Hamas è fuori gioco, dice Omar Shaban, fondatore e direttore di PalThink for Strategic Studies: vale il 5 per cento nei sondaggi tra il popolo della Striscia, sa benissimo che non potrà partecipare a un’eventuale ricostruzione. Lui lavora da dieci anni alla riconciliazione nazionale palestinese, è un politologo che collabora con il Governo svizzero per agevolare il negoziato. Guarda con pessimismo alla soluzione “due popoli, due Stati”. Spiega che quella prospettiva è morta con Rabin e Arafat, non vede altra strada che uno Stato binazionale.
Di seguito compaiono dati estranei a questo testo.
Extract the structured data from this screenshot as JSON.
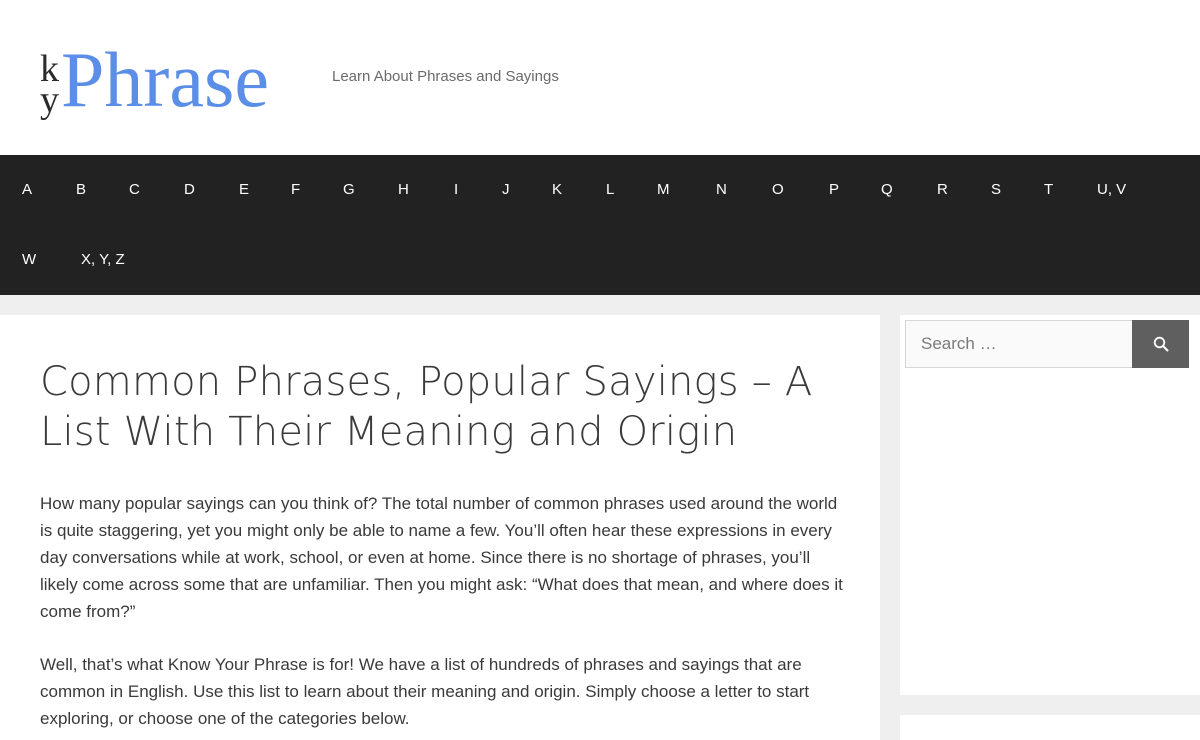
{
  "header": {
    "logo": {
      "ky_top": "k",
      "ky_bottom": "y",
      "main": "Phrase"
    },
    "tagline": "Learn About Phrases and Sayings"
  },
  "nav": {
    "items": [
      "A",
      "B",
      "C",
      "D",
      "E",
      "F",
      "G",
      "H",
      "I",
      "J",
      "K",
      "L",
      "M",
      "N",
      "O",
      "P",
      "Q",
      "R",
      "S",
      "T",
      "U, V",
      "W",
      "X, Y, Z"
    ]
  },
  "main": {
    "title": "Common Phrases, Popular Sayings – A List With Their Meaning and Origin",
    "paragraphs": [
      "How many popular sayings can you think of? The total number of common phrases used around the world is quite staggering, yet you might only be able to name a few. You’ll often hear these expressions in every day conversations while at work, school, or even at home. Since there is no shortage of phrases, you’ll likely come across some that are unfamiliar. Then you might ask: “What does that mean, and where does it come from?”",
      "Well, that’s what Know Your Phrase is for! We have a list of hundreds of phrases and sayings that are common in English. Use this list to learn about their meaning and origin. Simply choose a letter to start exploring, or choose one of the categories below."
    ]
  },
  "sidebar": {
    "search": {
      "placeholder": "Search …",
      "button_icon": "search-icon"
    }
  },
  "colors": {
    "brand_blue": "#5b8ee6",
    "nav_bg": "#222222",
    "search_button": "#5f5f5f"
  }
}
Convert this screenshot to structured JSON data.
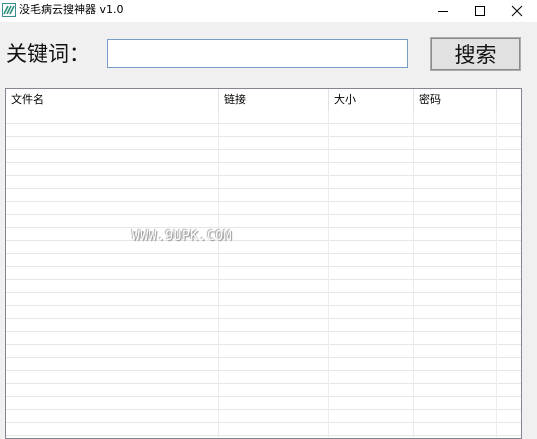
{
  "window": {
    "title": "没毛病云搜神器 v1.0",
    "icon": "app-logo-icon",
    "controls": [
      "minimize-icon",
      "maximize-icon",
      "close-icon"
    ]
  },
  "search": {
    "label": "关键词：",
    "input_value": "",
    "button_label": "搜索"
  },
  "table": {
    "columns": [
      {
        "label": "文件名"
      },
      {
        "label": "链接"
      },
      {
        "label": "大小"
      },
      {
        "label": "密码"
      }
    ],
    "rows": []
  },
  "watermark": "WWW.9UPK.COM",
  "colors": {
    "background": "#f0f0f0",
    "input_border": "#7a9cc6",
    "button_face": "#e1e1e1",
    "list_border": "#828790",
    "grid_line": "#e6e6e6"
  }
}
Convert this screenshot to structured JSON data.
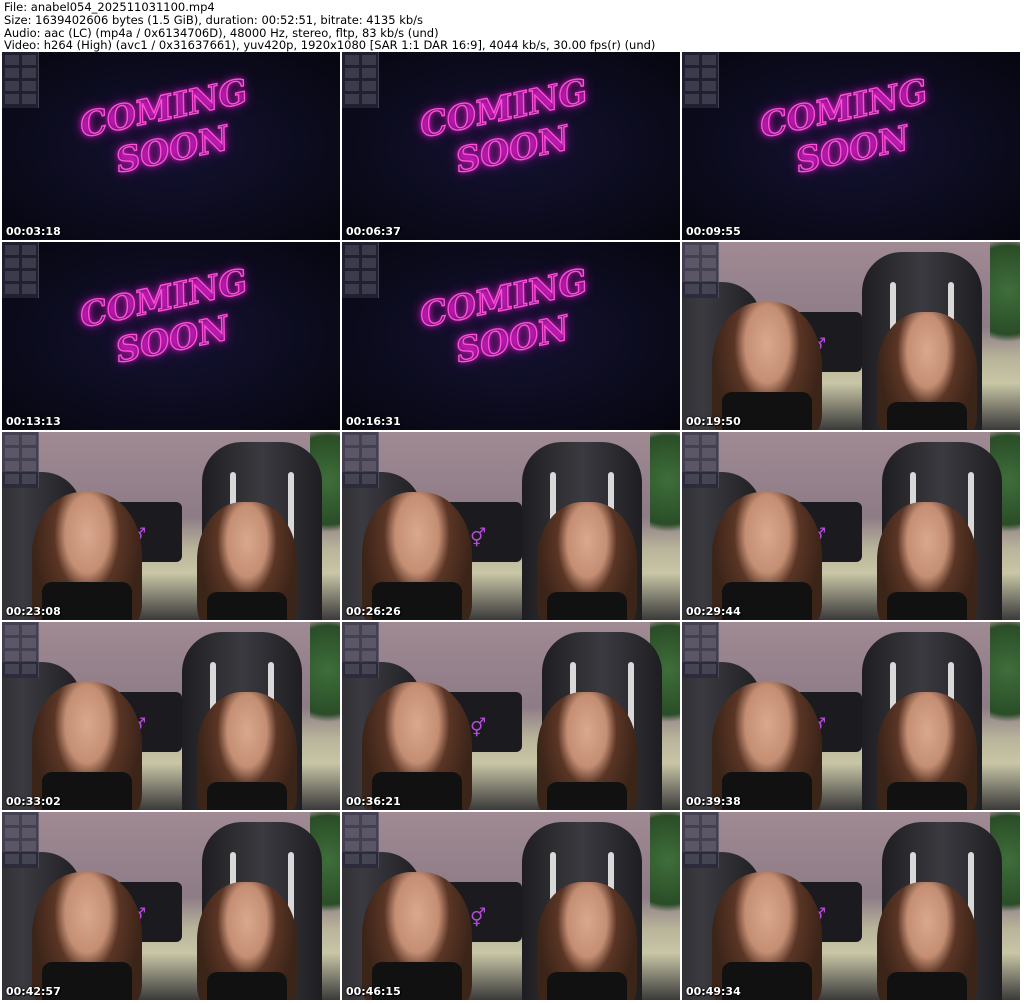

Ma lui stesso sa che ci vuole un profondo cambio politico nella leadership innanzitutto israeliana che il mondo fa di tutto per non spingere.
«Non siamo stati noi a scrivere la Convenzione di Ginevra» – spiega Raji Sourani, Palestinian Center for Human Rights – «i primi a doverla fare rispettare dovreste essere voi europei». Siete complici, in soldoni, perché vi date regole sulle vittime civili di guerra e poi le aggirate: come possiamo fare affidamento sulla vostra parola? Negli ultimi due mesi non è entrato nemmeno uno spillo a Gaza, anche le esfiltrazioni di bambini malati di cancro o di altre patologie gravi sono bloccate, ci spiegano dall’ambasciata italiana. Il nostro paese ne ha curati oltre quattrocento in questi mesi.
Stamattina partiamo per il Sinai verso Rafah, tappa intermedia El Arish dove faremo un seminario con i giuristi italiani che hanno seguito presso la Corte Penale Internazionale la messa in stato di accusa di Nethanyahu, Gallant e dei vertici di Hamas per crimini contro l’umanità. Sarà una traversata molto lunga – tra le sette e le nove ore di autobus – perché i controlli sono severi e continui e la zona è altamente militarizzata.